Company Overview
NACCO Industries, Inc. operates within the energy sector, specifically focusing on the thermal coal industry through its natural resources business. The company's operational scope is divided into three primary segments: Utility Coal Mining, Contract Mining, and Minerals and Royalties, where the Utility Coal Mining segment executes surface coal mining operations under long-term contracts for power plants. As of the latest available data, the company holds a market capitalization of $386.52M and generates annual revenue of $277.20M. The organization employs approximately 600 individuals to support its mining and royalty operations. These valuation and revenue figures indicate that NACCO Industries is a mid-sized entity within the thermal coal landscape, balancing significant operational scale with a market capitalization that reflects its niche position in the utility power supply chain.

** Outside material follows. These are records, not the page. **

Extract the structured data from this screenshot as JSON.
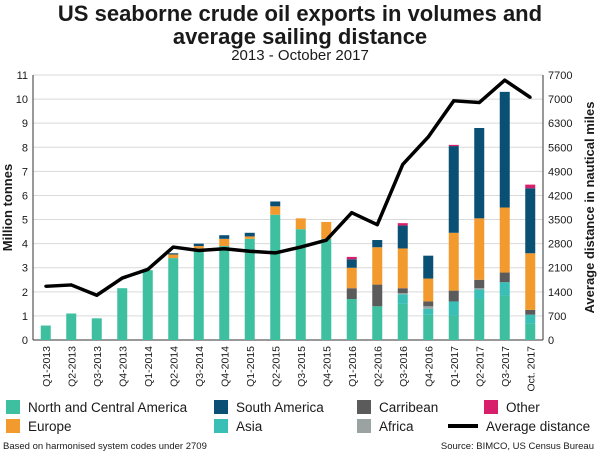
{
  "title": "US seaborne crude oil exports in volumes and average sailing distance",
  "subtitle": "2013 - October 2017",
  "chart_data": {
    "type": "bar",
    "stacked": true,
    "categories": [
      "Q1-2013",
      "Q2-2013",
      "Q3-2013",
      "Q4-2013",
      "Q1-2014",
      "Q2-2014",
      "Q3-2014",
      "Q4-2014",
      "Q1-2015",
      "Q2-2015",
      "Q3-2015",
      "Q4-2015",
      "Q1-2016",
      "Q2-2016",
      "Q3-2016",
      "Q4-2016",
      "Q1-2017",
      "Q2-2017",
      "Q3-2017",
      "Oct. 2017"
    ],
    "ylabel": "Million tonnes",
    "ylabel_right": "Average distance in nautical miles",
    "ylim": [
      0,
      11
    ],
    "yticks": [
      "0",
      "1",
      "2",
      "3",
      "4",
      "5",
      "6",
      "7",
      "8",
      "9",
      "10",
      "11"
    ],
    "ylim_right": [
      0,
      7700
    ],
    "yticks_right": [
      "0",
      "700",
      "1400",
      "2100",
      "2800",
      "3500",
      "4200",
      "4900",
      "5600",
      "6300",
      "7000",
      "7700"
    ],
    "series": [
      {
        "name": "North and Central America",
        "color": "#3dbfa0",
        "values": [
          0.6,
          1.1,
          0.9,
          2.15,
          2.9,
          3.4,
          3.8,
          3.9,
          4.2,
          5.2,
          4.6,
          4.2,
          1.7,
          1.4,
          1.5,
          1.05,
          1.0,
          1.7,
          1.85,
          0.7
        ]
      },
      {
        "name": "Asia",
        "color": "#39bfb5",
        "values": [
          0,
          0,
          0,
          0,
          0,
          0,
          0,
          0,
          0,
          0,
          0,
          0,
          0,
          0,
          0.4,
          0.25,
          0.6,
          0.4,
          0.55,
          0.35
        ]
      },
      {
        "name": "Africa",
        "color": "#9aa3a1",
        "values": [
          0,
          0,
          0,
          0,
          0,
          0,
          0,
          0,
          0,
          0,
          0,
          0,
          0,
          0,
          0.05,
          0.1,
          0,
          0.05,
          0,
          0
        ]
      },
      {
        "name": "Carribean",
        "color": "#5b5b5b",
        "values": [
          0,
          0,
          0,
          0,
          0,
          0,
          0,
          0,
          0,
          0,
          0,
          0,
          0.45,
          0.9,
          0.2,
          0.2,
          0.45,
          0.35,
          0.4,
          0.2
        ]
      },
      {
        "name": "Europe",
        "color": "#f39a2e",
        "values": [
          0,
          0,
          0,
          0,
          0,
          0.15,
          0.1,
          0.3,
          0.1,
          0.35,
          0.45,
          0.7,
          0.85,
          1.55,
          1.65,
          0.95,
          2.4,
          2.55,
          2.7,
          2.35
        ]
      },
      {
        "name": "South America",
        "color": "#0a4f74",
        "values": [
          0,
          0,
          0,
          0,
          0,
          0.05,
          0.1,
          0.15,
          0.15,
          0.2,
          0,
          0,
          0.35,
          0.3,
          0.95,
          0.95,
          3.6,
          3.75,
          4.8,
          2.7
        ]
      },
      {
        "name": "Other",
        "color": "#d81f6b",
        "values": [
          0,
          0,
          0,
          0,
          0,
          0,
          0,
          0,
          0,
          0,
          0,
          0,
          0.1,
          0,
          0.1,
          0,
          0.05,
          0,
          0,
          0.15
        ]
      }
    ],
    "line": {
      "name": "Average distance",
      "axis": "right",
      "color": "#000000",
      "values": [
        1560,
        1600,
        1300,
        1800,
        2050,
        2700,
        2600,
        2650,
        2580,
        2530,
        2700,
        2900,
        3700,
        3350,
        5100,
        5900,
        6950,
        6900,
        7550,
        7050
      ]
    },
    "grid": true,
    "legend_position": "bottom"
  },
  "legend": {
    "north_central_america": "North and Central America",
    "south_america": "South America",
    "carribean": "Carribean",
    "other": "Other",
    "europe": "Europe",
    "asia": "Asia",
    "africa": "Africa",
    "average_distance": "Average distance"
  },
  "colors": {
    "north_central_america": "#3dbfa0",
    "south_america": "#0a4f74",
    "carribean": "#5b5b5b",
    "other": "#d81f6b",
    "europe": "#f39a2e",
    "asia": "#39bfb5",
    "africa": "#9aa3a1"
  },
  "footer": {
    "note": "Based on harmonised system codes under 2709",
    "source": "Source: BIMCO, US Census Bureau"
  }
}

The combination of a relatively small workforce of 600 employees and a revenue stream exceeding $277 million suggests a capital-intensive business model where asset efficiency is paramount for maintaining profitability in a specialized industrial sector.
Financial Health
The company reported a total revenue of $277.20M over the trailing twelve months, resulting in a net income of $17.57M and an EBITDA of -$15,308,000. The substantial gap between positive net income and negative EBITDA reveals a distinct cost structure where interest expenses are high enough to turn an operational loss into a reported profit, a situation often seen in leveraged mining companies. Free cash flow stands at -$21,876,876, which indicates that the company is currently consuming cash rather than generating it, thereby limiting its financial flexibility for capital expenditures or internal reinvestment without external financing. Margin analysis shows a gross margin of 13.9%, an operating margin of -11.7%, and a profit margin of 6.3%; the negative operating margin signals that operating expenses are exceeding gross profits, while the positive profit margin is entirely dependent on non-operating income to offset these operational deficits. The balance sheet presents a complex picture with $49.71M in cash available against $111.31M in total debt, supported by a debt-to-equity ratio of 25.93, which classifies the balance sheet as highly leveraged rather than conservative. Liquidity is supported by a current ratio of 3.09, indicating that the company possesses more than three times the current assets necessary to cover its short-term liabilities. Return on equity stands at 4.2% while return on assets is -3.9%, suggesting that management is generating limited returns on shareholder capital and that the asset base is currently contributing to a loss on a pre-financing basis.
Valuation Assessment
The trailing twelve-month P/E ratio is 21.83, while the forward P/E ratio is not available due to the lack of projected earnings growth. The absence of a forward P/E metric implies that the market cannot currently value the stock based on expected future earnings, likely due to the negative EBITDA and the uncertainty surrounding the trajectory of earnings in the thermal coal sector. The price-to-book ratio is 0.89, indicating that the market values the company at less than its net book value, suggesting a market discount that may reflect the risks associated with the thermal coal industry or the current operational losses. Alternative valuation metrics further highlight this discount, with a price-to-sales ratio of 1.39 and an EV/EBITDA of -29.27; these figures suggest that traditional multiple-based valuation methods are distorted by negative earnings and high leverage. Regarding price metrics, the stock has a 52-week high of $59.42 and a 52-week low of $30.00; without a specific current price in the provided facts to calculate the exact percentage, the trading range demonstrates significant volatility over the last year with a range of $29.42. The beta value is 0.45, which indicates that the stock price volatility is significantly lower than the broader market, behaving with less sensitivity to general market movements compared to the typical equity.
Growth & Income
Revenue growth year-over-year is -5.2%, while earnings growth is not available for comparison. The negative revenue growth indicates a contraction in top-line sales, and the lack of available earnings growth data prevents a direct comparison of earnings velocity versus revenue velocity, though the negative revenue trend generally pressures earnings potential. As a dividend payer, the company offers a dividend yield of 2.0% with a payout ratio of 41.9%. This payout ratio, derived from net income, suggests that the company is distributing a portion of its profits, but the sustainability of this yield is contingent upon the ability to maintain profitability amidst negative operating margins and negative free cash flow. The overall growth and income profile for NACCO Industries is characterized by revenue contraction and a reliance on existing cash reserves and potentially non-operating income to fund a modest dividend payout while managing significant debt obligations in a capital-intensive thermal coal environment.